10 Kasım 2008 Pazartesi

Çubuk Gölü

Çubuk Gölü Göynük'ten Mudurnu isikametine giderken sol cenaptaki yollardan birine sapınca varılabilen bir göl. Göynük'e uzaklığı 15 kilometre falandır tahminimce. Dedemin - eski posta müdürü rahmetli Nuri Bey - buradan olması bile benim burası ile bir gönül bağı kurmama yetmemiştir. Her ne kadar yeni gören herkes hayran kalsa da sevemedim bir türlü. Bir kere gölün kenarında oturabileceğin yer yok fazla. Bir tane tepe vardı göle bakan ama orası da özel mülkiyet oldu yıllar önce ve çitle çevrildi.



Her geçen gün artan turist nüfusunun hafta sonları şehirdeki hamburger ya da sezar salatasından sekerek ayran içip gözleme yeme, vakitleri varsa mangal takılarak yiyecekleri etlerin pişmesini izleme ihtiyaçlarını karşılamak üzere yapılan bir restorant/çay bahçesi hibridi mekandan ve ilk başta bir tv dizisi için inşa edilen ama yakın gelecekte Hollywood'un ucuz işgücü dolayısı ile buraya gelerek başrolünde Brad Pit'in (ya da benim tercihim Robin Williams'ın) oynadığı bir Don Kişot'un çekimlerini bekleyen yeldeğirmenlerinden başka bir şey bulamam pek.

Yine de ilk gidenler (benim götürdüklerim) hep beğenmiştir - ya da onlara oraya kadar eşlik ettim diye ayıp etmemek için beğenme moduna girmişlerdir. Kimsenin günahını almayalım, hepsi kendi boyunlarına (bu da liberalizmin, demokrasinin başka bir ifadesi olabilir - Bu$h'un günahı kendi boynuna mesela).
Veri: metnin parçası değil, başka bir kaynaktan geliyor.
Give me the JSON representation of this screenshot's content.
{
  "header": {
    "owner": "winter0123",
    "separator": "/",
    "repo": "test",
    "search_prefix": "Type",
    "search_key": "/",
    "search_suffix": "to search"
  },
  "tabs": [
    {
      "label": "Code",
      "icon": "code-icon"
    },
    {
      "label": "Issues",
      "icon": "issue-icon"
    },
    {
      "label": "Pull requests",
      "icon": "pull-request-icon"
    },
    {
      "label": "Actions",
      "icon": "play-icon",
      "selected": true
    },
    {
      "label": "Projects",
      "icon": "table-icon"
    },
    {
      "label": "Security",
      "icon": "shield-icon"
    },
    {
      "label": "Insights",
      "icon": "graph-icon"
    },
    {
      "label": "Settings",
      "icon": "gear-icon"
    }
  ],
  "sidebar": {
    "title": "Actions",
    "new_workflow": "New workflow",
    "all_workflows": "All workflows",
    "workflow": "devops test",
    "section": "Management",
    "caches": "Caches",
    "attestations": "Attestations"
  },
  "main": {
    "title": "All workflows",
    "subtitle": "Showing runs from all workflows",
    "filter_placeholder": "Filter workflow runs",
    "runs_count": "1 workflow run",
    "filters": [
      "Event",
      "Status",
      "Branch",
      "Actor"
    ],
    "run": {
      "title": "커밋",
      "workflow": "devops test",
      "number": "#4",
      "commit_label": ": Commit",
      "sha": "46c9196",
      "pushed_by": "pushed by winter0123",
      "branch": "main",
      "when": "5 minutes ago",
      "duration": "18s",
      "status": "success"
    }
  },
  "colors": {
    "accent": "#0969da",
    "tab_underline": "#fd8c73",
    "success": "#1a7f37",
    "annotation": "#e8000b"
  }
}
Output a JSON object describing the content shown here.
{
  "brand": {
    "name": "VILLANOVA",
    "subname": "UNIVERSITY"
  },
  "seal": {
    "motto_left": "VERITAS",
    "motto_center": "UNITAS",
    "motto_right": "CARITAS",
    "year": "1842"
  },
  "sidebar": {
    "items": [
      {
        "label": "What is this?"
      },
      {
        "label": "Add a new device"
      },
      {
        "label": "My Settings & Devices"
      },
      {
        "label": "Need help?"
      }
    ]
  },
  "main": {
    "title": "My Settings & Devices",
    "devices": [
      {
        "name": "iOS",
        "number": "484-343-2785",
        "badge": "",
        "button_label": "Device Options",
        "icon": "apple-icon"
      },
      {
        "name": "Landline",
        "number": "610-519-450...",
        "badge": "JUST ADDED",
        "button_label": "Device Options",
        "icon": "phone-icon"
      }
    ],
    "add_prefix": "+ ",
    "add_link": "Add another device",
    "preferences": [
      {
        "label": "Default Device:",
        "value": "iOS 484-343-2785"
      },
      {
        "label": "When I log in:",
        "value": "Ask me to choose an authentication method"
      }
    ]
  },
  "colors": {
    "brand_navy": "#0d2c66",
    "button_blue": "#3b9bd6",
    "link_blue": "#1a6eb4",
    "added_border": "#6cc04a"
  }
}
Unutmadan gölün kenarına yapılan, eskiden öncü olarak üç tane yapılan sonra da bölünerek çoğalan villa bozuntusu yolsuzluk abidelerini de söylemeliyim. Bu villalardan aslında memleketimin yönetiliş şemasını da çıkarımsayabilirsiniz (ne kelime!). Halkın seçtikleri ve onları kontrol eden ve işlerin yürümesini sağlayan bürokrasi birbirlerini kıskanmamak için beraberce dikmişler bu villaları. Bunlar dedikodu da olabilir ama güzelim ormanın üstünde biraz yolsuz yolsuz duruyorlar. Başka bir açıdan da sivil devletin (ne demekse) bürokrasi ile nasıl kolkola daha müreffeh bir Türkiye için çalıştıklarını gözlere sokar bu villalar. Düşünsenize devlet ve seçilmiş beraber yerler, içerler (çay tabi, bir ihtimal, poşette bitkisel çay) ve satranç oynarlar mesela. "I shot the sheriff but I did not shoot the deputy:" Bu ikilem artık tarih. İş yoğunluğuna göre yardımlaşıyor insanlar; birine isyan etmek hepsine isyan etmek demek oluyor.) Resim koyardım ama çekmedim tabi.

Velhasıl gölü geçecek olursak bölge çok güzel tabi. Yeldeğirmenlerinin karşısından yaylalara giden tarafa geçip de yukarı doğru tırmanmaya başlayınca özellikle yemyeşil bir coğrafyaya geçiş yapmak mümkün. Köyden yukarı yaylaya çıkan bir yol var, bir sürü de patika. Yol güzel, çamur yoksa ve araba biraz yüksekse çok rahat çıkılabilir. Patika daha güzel. O yayla(lar) ayrı bir günün konusu. Burada bırakıyorum.